Kathy and Paul Obringer first began experimenting with sheep’s milk cheesemaking out of necessity, as some of their children were unable to digest cow’s milk. The experiment quickly turned into a passion for the whole family. They founded Ancient Heritage Dairy in 2005 after years of experience raising sheep.
After Kathy passed away in 2010, Paul and his sons Hank and Neil decided to move to the Cascade Foothills in the Central Oregon high desert, to a larger facility of 85 acres of irrigated land, enabling them to take their craft to the next level.

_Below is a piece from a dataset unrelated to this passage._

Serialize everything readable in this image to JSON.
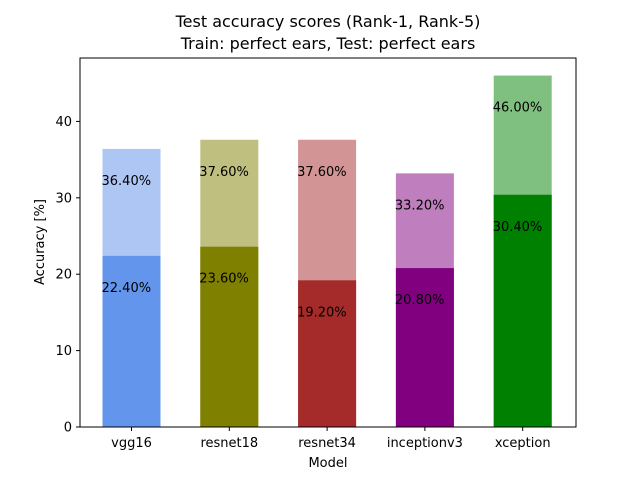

Here in the eastern shadow of Mount Jefferson, Paul and his sons produce a range of artisanal, handmade sheep and cow’s milk cheeses. The cow’s milk is supplied from the nearby Poland Organic Dairy, a certified organic dairy with award-winning milk.
The sheep’s milk is sourced from the Obringers’ own herd of 100 Laucaune and Friesian ewes, milked twice a day. The ewes graze freely on pasture during summer, and during the winter they’re fed alfalfa that’s been grown on the property. The Obringers don’t use any hormones, pesticides, chemical fertilizers or antibiotics unless necessary for an animal’s health.
Valentine is a soft ripened, farmstead sheep’s milk cheese with a bloomy rind. It’s named after one of the Obringers’ first and most beloved ewes, born on Valentines day. “We thought it would be perfect to name such a velvety, sweet little jewel after one of our favorite girls,” says Paul. In making Valentine the curd is hand scooped, drained and dry salted, then aged for 2 weeks, during which it’s flipped every other day.
The cheese is buttery and herbaceous, with a rich finish. When aged perfectly, its luscious paste oozes from its rind.
Pair it with a light red, a fruity and dry white, or a rosé.